Essen (Reuters) - Der Karstadt-Mutterkonzern Arcandor bemüht sich auch in der Insolvenz um staatliche Hilfe.
Der vorläufiger Insolvenzverwalter Klaus Hubert Görg verhandelt nach eigener Auskunft über eine öffentliche Bürgschaft über 50 Millionen Euro zur Stützung der Versandtochter Quelle. Dies werde dringend benötigt, um den Geschäftsbetrieb aufrechtzuerhalten. Die Zukunft der Karstadt-Warenhäuser sieht Görg hingegen bis zum Jahresende gesichert. "Die Finanzierung des Weihnachtsgeschäfts trauen wir uns im Rahmen der bestehenden Verträge zu", sagte er am Donnerstag in Essen. Für Karstadt werde kein Massekredit benötigt.
"Blitz-Verkäufe" seien kein Thema, weder an die Metro noch an andere Interessenten. Metro will Karstadt-Standorte übernehmen und sie mit ihren Kaufhof-Häusern zusammenlegen. Die Zahlen von Karstadt zeigten in die richtige Richtung, sagte Görg. Die Umsätze im Juni lägen über dem Niveau vor einem Jahr.

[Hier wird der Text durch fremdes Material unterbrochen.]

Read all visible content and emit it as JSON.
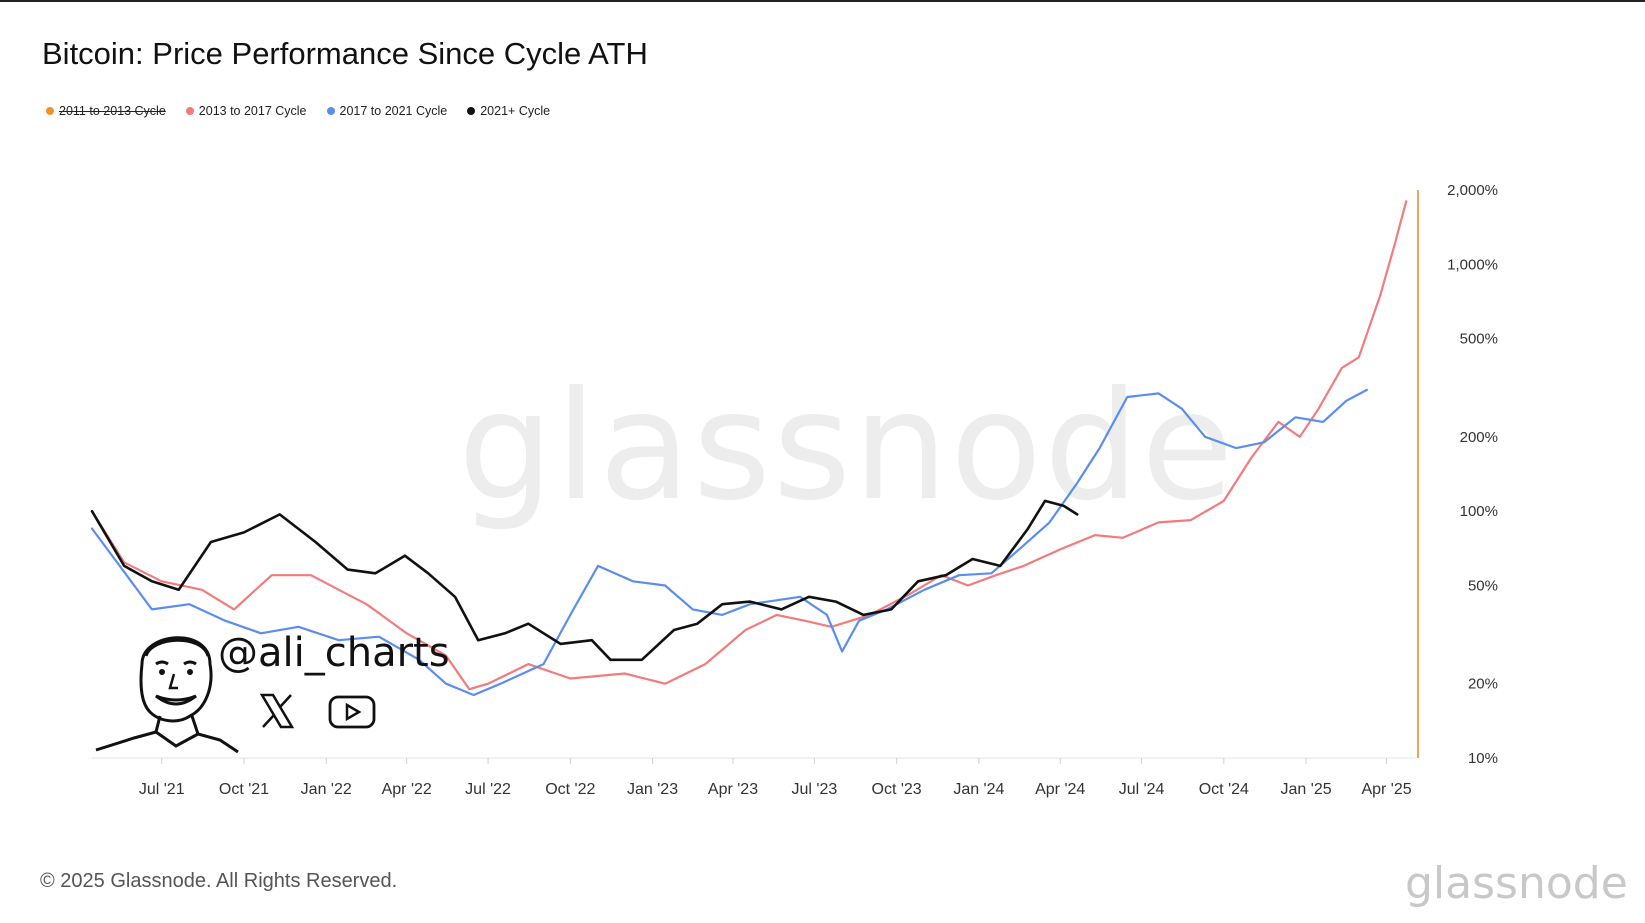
{
  "title": "Bitcoin: Price Performance Since Cycle ATH",
  "legend": [
    {
      "label": "2011 to 2013 Cycle",
      "color": "#f0922b",
      "disabled": true
    },
    {
      "label": "2013 to 2017 Cycle",
      "color": "#f27b7b",
      "disabled": false
    },
    {
      "label": "2017 to 2021 Cycle",
      "color": "#5b8def",
      "disabled": false
    },
    {
      "label": "2021+ Cycle",
      "color": "#111111",
      "disabled": false
    }
  ],
  "watermark": "glassnode",
  "footer": {
    "copyright": "© 2025 Glassnode. All Rights Reserved.",
    "brand": "glassnode"
  },
  "author": {
    "handle": "@ali_charts",
    "icons": [
      "avatar-illustration",
      "x-logo-icon",
      "youtube-icon"
    ]
  },
  "chart_data": {
    "type": "line",
    "title": "Bitcoin: Price Performance Since Cycle ATH",
    "x_ticks": [
      "Jul '21",
      "Oct '21",
      "Jan '22",
      "Apr '22",
      "Jul '22",
      "Oct '22",
      "Jan '23",
      "Apr '23",
      "Jul '23",
      "Oct '23",
      "Jan '24",
      "Apr '24",
      "Jul '24",
      "Oct '24",
      "Jan '25",
      "Apr '25"
    ],
    "y_scale": "log",
    "y_ticks": [
      {
        "value": 10,
        "label": "10%"
      },
      {
        "value": 20,
        "label": "20%"
      },
      {
        "value": 50,
        "label": "50%"
      },
      {
        "value": 100,
        "label": "100%"
      },
      {
        "value": 200,
        "label": "200%"
      },
      {
        "value": 500,
        "label": "500%"
      },
      {
        "value": 1000,
        "label": "1,000%"
      },
      {
        "value": 2000,
        "label": "2,000%"
      }
    ],
    "ylim": [
      10,
      2000
    ],
    "xlim": [
      "2021-04-14",
      "2025-04-25"
    ],
    "grid": false,
    "legend_position": "top-left",
    "series": [
      {
        "name": "2013 to 2017 Cycle",
        "color": "#f27b7b",
        "points": [
          [
            "2021-04-14",
            100
          ],
          [
            "2021-05-20",
            62
          ],
          [
            "2021-07-01",
            52
          ],
          [
            "2021-08-15",
            48
          ],
          [
            "2021-09-20",
            40
          ],
          [
            "2021-11-01",
            55
          ],
          [
            "2021-12-15",
            55
          ],
          [
            "2022-01-15",
            48
          ],
          [
            "2022-02-15",
            42
          ],
          [
            "2022-04-01",
            32
          ],
          [
            "2022-05-15",
            26
          ],
          [
            "2022-06-10",
            19
          ],
          [
            "2022-07-01",
            20
          ],
          [
            "2022-08-15",
            24
          ],
          [
            "2022-10-01",
            21
          ],
          [
            "2022-12-01",
            22
          ],
          [
            "2023-01-15",
            20
          ],
          [
            "2023-03-01",
            24
          ],
          [
            "2023-04-15",
            33
          ],
          [
            "2023-05-20",
            38
          ],
          [
            "2023-06-20",
            36
          ],
          [
            "2023-07-20",
            34
          ],
          [
            "2023-09-01",
            38
          ],
          [
            "2023-10-15",
            46
          ],
          [
            "2023-11-20",
            55
          ],
          [
            "2023-12-20",
            50
          ],
          [
            "2024-01-20",
            55
          ],
          [
            "2024-02-20",
            60
          ],
          [
            "2024-04-01",
            70
          ],
          [
            "2024-05-10",
            80
          ],
          [
            "2024-06-10",
            78
          ],
          [
            "2024-07-20",
            90
          ],
          [
            "2024-08-25",
            92
          ],
          [
            "2024-10-01",
            110
          ],
          [
            "2024-11-01",
            165
          ],
          [
            "2024-12-01",
            230
          ],
          [
            "2024-12-25",
            200
          ],
          [
            "2025-01-15",
            260
          ],
          [
            "2025-02-10",
            380
          ],
          [
            "2025-03-01",
            420
          ],
          [
            "2025-03-25",
            750
          ],
          [
            "2025-04-10",
            1200
          ],
          [
            "2025-04-23",
            1800
          ]
        ]
      },
      {
        "name": "2017 to 2021 Cycle",
        "color": "#5b8def",
        "points": [
          [
            "2021-04-14",
            85
          ],
          [
            "2021-05-15",
            60
          ],
          [
            "2021-06-20",
            40
          ],
          [
            "2021-08-01",
            42
          ],
          [
            "2021-09-10",
            36
          ],
          [
            "2021-10-20",
            32
          ],
          [
            "2021-12-01",
            34
          ],
          [
            "2022-01-15",
            30
          ],
          [
            "2022-03-01",
            31
          ],
          [
            "2022-04-15",
            25
          ],
          [
            "2022-05-15",
            20
          ],
          [
            "2022-06-15",
            18
          ],
          [
            "2022-07-15",
            20
          ],
          [
            "2022-09-01",
            24
          ],
          [
            "2022-10-01",
            38
          ],
          [
            "2022-11-01",
            60
          ],
          [
            "2022-12-10",
            52
          ],
          [
            "2023-01-15",
            50
          ],
          [
            "2023-02-15",
            40
          ],
          [
            "2023-03-20",
            38
          ],
          [
            "2023-04-20",
            42
          ],
          [
            "2023-06-15",
            45
          ],
          [
            "2023-07-15",
            38
          ],
          [
            "2023-08-01",
            27
          ],
          [
            "2023-08-20",
            36
          ],
          [
            "2023-09-20",
            40
          ],
          [
            "2023-11-01",
            48
          ],
          [
            "2023-12-10",
            55
          ],
          [
            "2024-01-15",
            56
          ],
          [
            "2024-02-15",
            70
          ],
          [
            "2024-03-20",
            90
          ],
          [
            "2024-04-20",
            130
          ],
          [
            "2024-05-15",
            180
          ],
          [
            "2024-06-15",
            290
          ],
          [
            "2024-07-20",
            300
          ],
          [
            "2024-08-15",
            260
          ],
          [
            "2024-09-10",
            200
          ],
          [
            "2024-10-15",
            180
          ],
          [
            "2024-11-15",
            190
          ],
          [
            "2024-12-20",
            240
          ],
          [
            "2025-01-20",
            230
          ],
          [
            "2025-02-15",
            280
          ],
          [
            "2025-03-10",
            310
          ]
        ]
      },
      {
        "name": "2021+ Cycle",
        "color": "#111111",
        "points": [
          [
            "2021-04-14",
            100
          ],
          [
            "2021-05-20",
            60
          ],
          [
            "2021-06-20",
            52
          ],
          [
            "2021-07-20",
            48
          ],
          [
            "2021-08-25",
            75
          ],
          [
            "2021-10-01",
            82
          ],
          [
            "2021-11-10",
            97
          ],
          [
            "2021-12-20",
            75
          ],
          [
            "2022-01-25",
            58
          ],
          [
            "2022-02-25",
            56
          ],
          [
            "2022-03-30",
            66
          ],
          [
            "2022-04-25",
            56
          ],
          [
            "2022-05-25",
            45
          ],
          [
            "2022-06-20",
            30
          ],
          [
            "2022-07-20",
            32
          ],
          [
            "2022-08-15",
            35
          ],
          [
            "2022-09-20",
            29
          ],
          [
            "2022-10-25",
            30
          ],
          [
            "2022-11-15",
            25
          ],
          [
            "2022-12-20",
            25
          ],
          [
            "2023-01-25",
            33
          ],
          [
            "2023-02-20",
            35
          ],
          [
            "2023-03-20",
            42
          ],
          [
            "2023-04-20",
            43
          ],
          [
            "2023-05-25",
            40
          ],
          [
            "2023-06-25",
            45
          ],
          [
            "2023-07-25",
            43
          ],
          [
            "2023-08-25",
            38
          ],
          [
            "2023-09-25",
            40
          ],
          [
            "2023-10-25",
            52
          ],
          [
            "2023-11-25",
            55
          ],
          [
            "2023-12-25",
            64
          ],
          [
            "2024-01-25",
            60
          ],
          [
            "2024-02-25",
            85
          ],
          [
            "2024-03-15",
            110
          ],
          [
            "2024-04-05",
            105
          ],
          [
            "2024-04-20",
            97
          ]
        ]
      }
    ]
  }
}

In den kommenden Wochen will Görg mit dem Management Eckpunkte eines Sanierungskonzepts erarbeiten. Mit der Eröffnung des Insolvenzverfahrens sei voraussichtlich zum 1. September zu rechnen. Vordringlichstes Problem von Arcandor ist Görgs Worten zufolge derzeit die Finanzierung von Quelle. Eine schnelle Lösung sei für den Versandhändler "kriegsentscheidend". Ansonsten könne Quelle seinen Kunden keine neuen Kataloge schicken und die Belieferung mit Waren sei nicht mehr gesichert.
KONKURRENT OTTO HÄLT QUELLE NICHT FÜR SANIERUNGSFÄHIG
Quelle hat Probleme, weil die Essener Valovis-Bank ihre Zwischenfinanzierung eingestellt hat. "Die einzige Finanzierungsquelle für das Geschäft ist uns am vergangenen Donnerstag abgeschnitten worden", erklärte Görg. Eine "öffentliche Unterstützung" wäre "hochwillkommen". Mit einer Bürgschaft über 50 Millionen Euro könnte Valovis die Zahlungen wieder aufnehmen, erläuterte Görgs Sprecher. Valovis wollte sich nicht äußern.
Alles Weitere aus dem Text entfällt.